Low-temperature heat transport of Nd_{2-x}Ce_{x}CuO_{4} single crystals

TL;DR

This study investigates how cerium doping affects low-temperature heat transport in Nd_{2-x}Ce_{x}CuO_{4} single crystals, revealing doping-dependent electronic contributions and magnetic effects on thermal conductivity.

Contribution

It provides new insights into the doping-dependent thermal transport and magnetic interactions in Nd_{2-x}Ce_{x}CuO_{4}, highlighting the role of electron doping and magnetic order destruction.

Findings

Ce doping increases electronic thermal conductivity.

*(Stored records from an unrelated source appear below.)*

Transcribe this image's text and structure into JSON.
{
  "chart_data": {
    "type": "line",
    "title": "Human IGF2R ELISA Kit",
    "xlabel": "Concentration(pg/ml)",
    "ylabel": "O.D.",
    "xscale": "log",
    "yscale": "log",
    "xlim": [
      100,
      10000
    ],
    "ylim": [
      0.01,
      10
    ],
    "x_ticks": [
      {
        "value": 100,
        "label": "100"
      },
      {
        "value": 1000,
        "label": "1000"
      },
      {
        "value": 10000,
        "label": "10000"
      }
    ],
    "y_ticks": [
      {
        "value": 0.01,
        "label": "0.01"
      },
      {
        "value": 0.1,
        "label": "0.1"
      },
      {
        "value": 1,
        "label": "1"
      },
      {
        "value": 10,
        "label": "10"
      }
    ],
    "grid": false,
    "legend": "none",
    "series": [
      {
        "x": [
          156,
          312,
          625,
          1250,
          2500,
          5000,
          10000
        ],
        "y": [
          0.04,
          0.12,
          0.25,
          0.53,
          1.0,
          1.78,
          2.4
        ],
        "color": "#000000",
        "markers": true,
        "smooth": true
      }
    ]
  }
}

Magnetic field effects diminish with doping, indicating magnetic order suppression.

Low-doped samples show step-like anomalies possibly related to spin/charge stripes.

Abstract

We report a study of the Ce doping effect on the thermal conductivity (\kappa) of Nd_{2-x}Ce_{x}CuO_{4} (NCCO) at low temperatures down to 0.3 K and in magnetic fields up to 14 T. It is found that with Ce doping, the electronic thermal conductivity increases; at the same time, the a-axis field induced changes in \kappa(H), associated with the spin flop and spin polarization of Nd^{3+} sublattice, and the spin flop of Cu^{2+} sublattice, gradually disappear. These are clearly due to the electron doping and the destruction of the antiferromagnetic orders. In the superconducting NCCO with x = 0.14 and 0.18, although the electronic thermal conductivity shows sizable field dependencies with H // c, the paramagnetic scattering of phonons is still playing the dominant role in the heat transport, which is different from many other cuprates. In the lightly doped samples (x = 0.03 and 0.06), the low-T \kappa(H) isotherms with H // c show a step-like anomaly and is likely related to the spin/charge stripes.